Sunday, January 31, 2010

Saying Good-Bye to Our Parents : BoomerCafé™ … it's your place

by Joyce Zonana

The mothers of four different friends have died in the past month, and my own mother, 88, has turned her face to the wall.

“I’m finished,” she says when I urge her to join me for a walk in the park that stretches invitingly just outside her windows. “I’ve had enough.” Although The New York Times recently published a story on adventure travel for seniors (90 and hiking in South Africa, 89 and wing-walking across the Atlantic), my mother will have none of it.

“I could do that,” she assures me, “but now I am too tired.”

Ten years ago, when she was 78, my mother had spent a decade nursing my father through his advanced Parkinson’s disease: bathing, dressing, and feeding him devotedly. Until the very end, she sat beside her husband of more than fifty years, urging him to eat, holding spoonfuls of ice cream to his lips, singing, cajoling, clinging to his dwindling presence.

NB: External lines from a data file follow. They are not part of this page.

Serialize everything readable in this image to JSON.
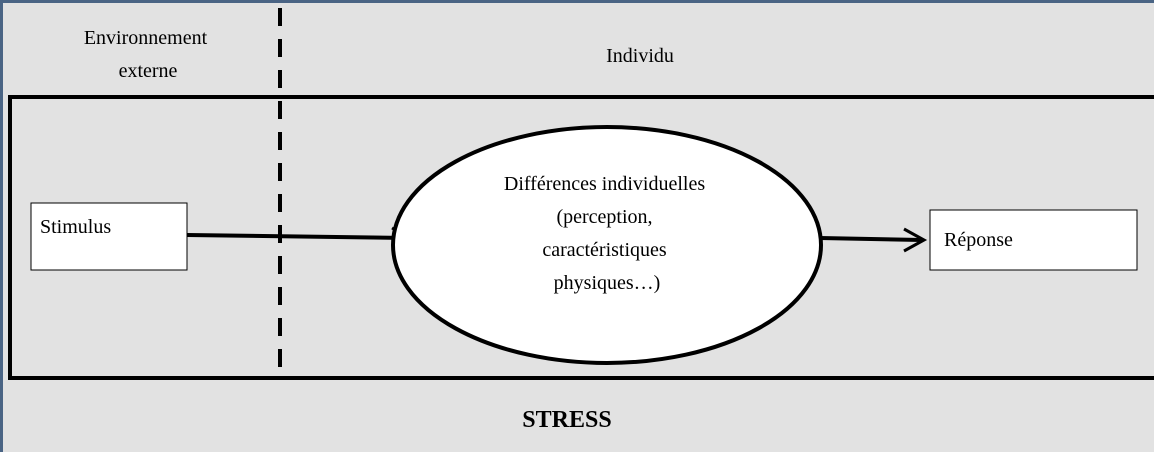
{
  "header": {
    "left": [
      "Environnement",
      "externe"
    ],
    "right": "Individu"
  },
  "nodes": [
    {
      "label": [
        "Stimulus"
      ]
    },
    {
      "label": [
        "Différences individuelles",
        "(perception,",
        "caractéristiques",
        "physiques…)"
      ]
    },
    {
      "label": [
        "Réponse"
      ]
    }
  ],
  "footer": "STRESS"
}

After his death, we feared she might fall into despair, but following a year of deep mourning, she rallied – planting a garden, swimming daily, making new friends, and exploring New Orleans, the city she had moved to to be near me.

But now, after relocating in the wake of Hurricane Katrina, her usual fortitude has crumbled. She does not have any major illness, no life-threatening disease, but chronic pain and the beginnings of dementia have debilitated her. A woman who never before buckled in the face of adversity—anti-Semitism in her native Egypt, immigration, privation, a cruel mother-in-law, rebellious American children—she insists her time is over.